The statistics are staggering.
Each year, approximately 435,000 women in the United States have heart attacks. Eight million women are currently living with heart disease and one out of every three women will die of heart disease. Through clinical trials and patient data, physicians and scientists have gained incredible insight with regard to heart disease, but some aspects about how heart disease affects women remain a mystery.
While we know that aspirin is a reliable prophylaxis in men over the age of 45 to prevent a first heart attack (even those who have no heart disease or high risk factors), the same is not true for women. “We have learned there is a gender difference when it comes to heart disease, and women may not benefit from aspirin,” says Philip Shaver, MD, Cardiologist, Eisenhower Medical Center. “What I do in my practice is to look at the risk factors. If a patient has high cholesterol, hypertension, family history, or smokes, then I would recommend it. But if there are no risk factors, the evidence for aspirin preventing heart attacks in women is very sparse.” Both men and women benefit from aspirin once they have been diagnosed with cardiovascular disease.
A woman suffering a heart attack may present differently than a man. She may have pain in her shoulder, jaw or neck and not her chest. She may have nausea. Shortness of breath more often presents in women than in men.

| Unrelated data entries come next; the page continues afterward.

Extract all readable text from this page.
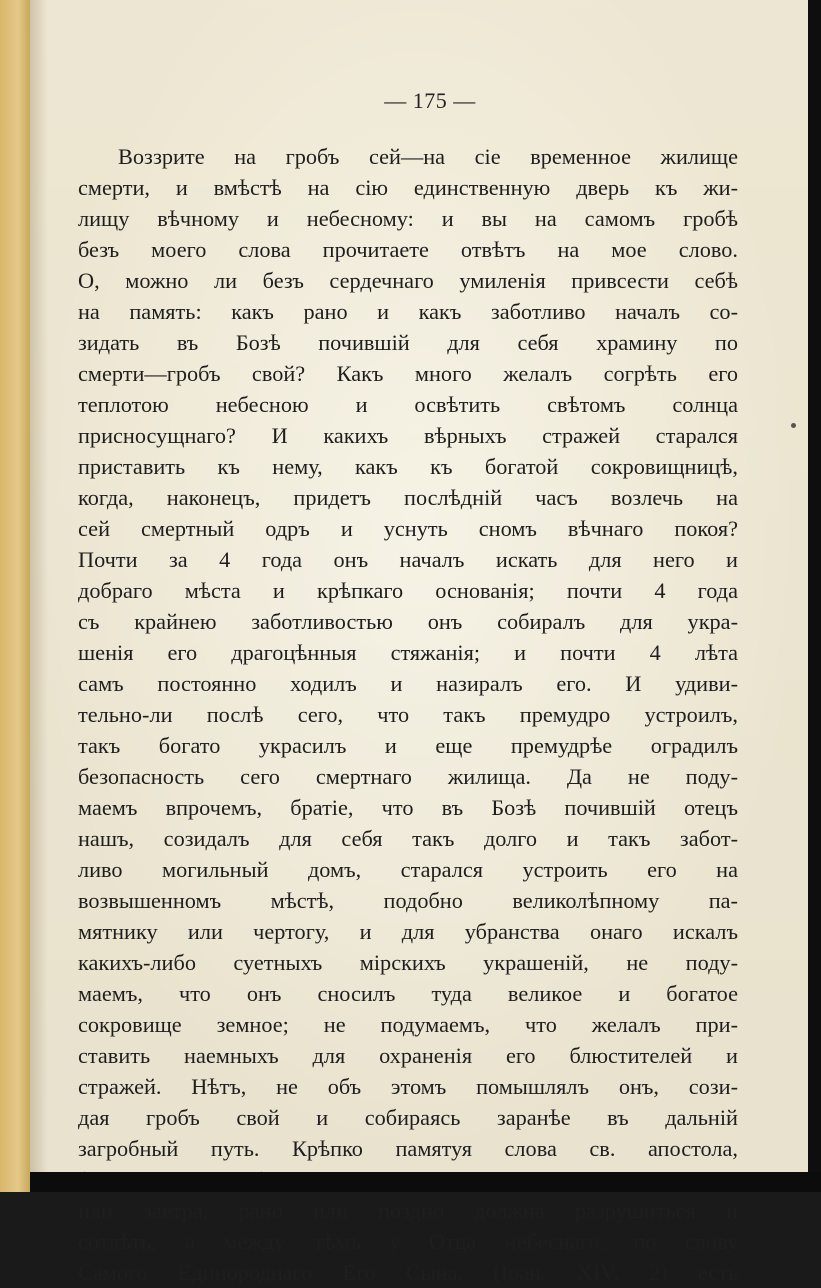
— 175 —
Воззрите на гробъ сей—на сіе временное жилище
смерти, и вмѣстѣ на сію единственную дверь къ жи-
лищу вѣчному и небесному: и вы на самомъ гробѣ
безъ моего слова прочитаете отвѣтъ на мое слово.
О, можно ли безъ сердечнаго умиленія привсести себѣ
на память: какъ рано и какъ заботливо началъ со-
зидать въ Бозѣ почившій для себя храмину по
смерти—гробъ свой? Какъ много желалъ согрѣть его
теплотою небесною и освѣтить свѣтомъ солнца
присносущнаго? И какихъ вѣрныхъ стражей старался
приставить къ нему, какъ къ богатой сокровищницѣ,
когда, наконецъ, придетъ послѣдній часъ возлечь на
сей смертный одръ и уснуть сномъ вѣчнаго покоя?
Почти за 4 года онъ началъ искать для него и
добраго мѣста и крѣпкаго основанія; почти 4 года
съ крайнею заботливостью онъ собиралъ для укра-
шенія его драгоцѣнныя стяжанія; и почти 4 лѣта
самъ постоянно ходилъ и назиралъ его. И удиви-
тельно-ли послѣ сего, что такъ премудро устроилъ,
такъ богато украсилъ и еще премудрѣе оградилъ
безопасность сего смертнаго жилища. Да не поду-
маемъ впрочемъ, братіе, что въ Бозѣ почившій отецъ
нашъ, созидалъ для себя такъ долго и такъ забот-
ливо могильный домъ, старался устроить его на
возвышенномъ мѣстѣ, подобно великолѣпному па-
мятнику или чертогу, и для убранства онаго искалъ
какихъ-либо суетныхъ мірскихъ украшеній, не поду-
маемъ, что онъ сносилъ туда великое и богатое
сокровище земное; не подумаемъ, что желалъ при-
ставить наемныхъ для охраненія его блюстителей и
стражей. Нѣтъ, не объ этомъ помышлялъ онъ, сози-
дая гробъ свой и собираясь заранѣе въ дальній
загробный путь. Крѣпко памятуя слова св. апостола,
или завтра, рано или поздно должна разрушиться и
сотлѣть, а между тѣмъ у Отца небеснаго, по слову
Самого Единороднаго Его Сына, (Іоан. XIV, 2) есть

“I always tell patients to be aware of cold sweating,” advises Dr. Shaver. “Sweating on a warm day is one thing, but having a cold sweat is fight or flight time and means something is wrong. It may not be specific to the heart, but it is more serious than a warm sweat.”
Stress tests are often a good indication of a risk of future heart disease. If the test is perfectly normal and an adequate heart rate response is attained, the prognosis is good. If it is abnormal, the next step would be a risk assessment, such as a nuclear stress test.

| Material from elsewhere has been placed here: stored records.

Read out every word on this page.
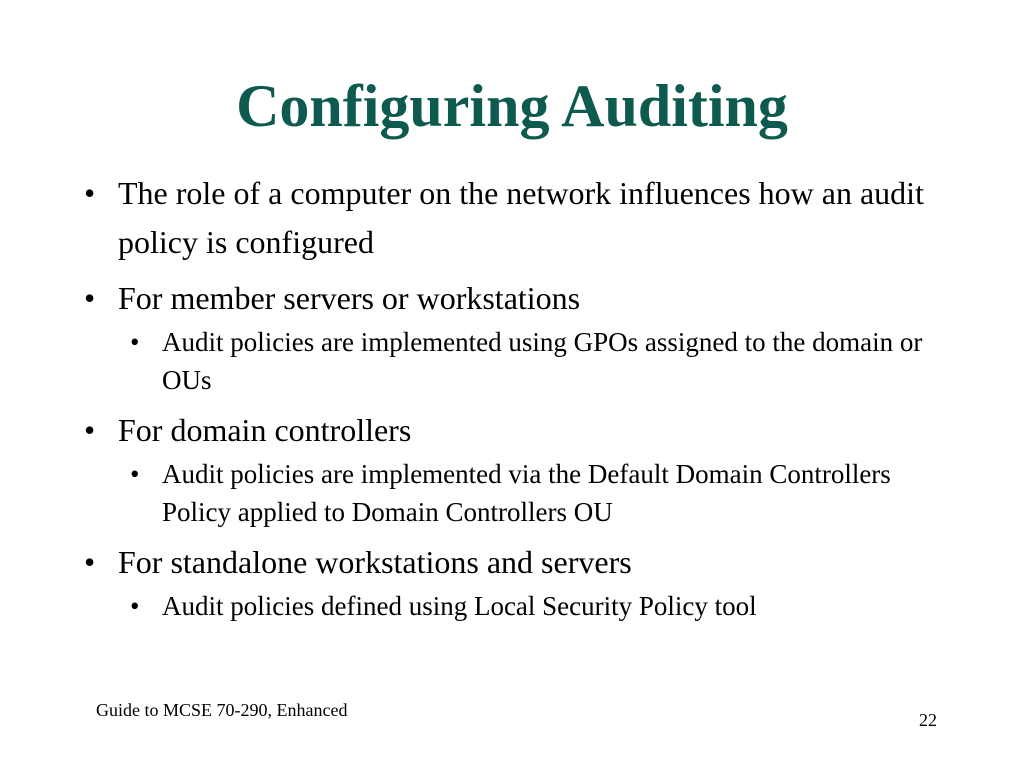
Configuring Auditing
• The role of a computer on the network influences how an audit policy is configured
• For member servers or workstations
• Audit policies are implemented using GPOs assigned to the domain or OUs
• For domain controllers
• Audit policies are implemented via the Default Domain Controllers Policy applied to Domain Controllers OU
• For standalone workstations and servers
• Audit policies defined using Local Security Policy tool
Guide to MCSE 70-290, Enhanced	22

“If a woman has certain risk factors, I’ll do a coronary calcium score — a very low radiation, no dye, five-minute test to determine how much plaque is in the arteries,” says Dr. Shaver. “If the patient has a zero (normal) calcium score, her prognosis is quite good. More calcium means more plaque. In March 2011, the American Heart Association® endorsed incorporating the coronary calcium score as a recommended test in women at risk.”
Those who have had heart failure are often divided into two groups: systolic (squeezing of the heart muscle) and diastolic (relaxation of the heart muscle). According to Dr. Shaver, diastolic (stiff) heart failure is often found in older women with hypertension. “They present with shortness of breath,” says Dr. Shaver. “An ultrasound of their heart often shows that it’s contracting normally but has impaired relaxation, and we can appropriately direct therapy. Twenty five years ago we would have thought their symptoms were not cardiac since the systolic function was normal.”
Heart failure has many causes. Family history, age, race and ethnicity are all risk factors that cannot be changed, but the good news is what can be done to lower the risk of heart disease. Eating a Mediterranean-style diet consisting of plenty of fruits, nuts and vegetables, limiting sodium to 1,500 milligrams per day, exercising at least five days a week for 30 minutes or more and not smoking are excellent ways to begin, or continue, on a path to good health.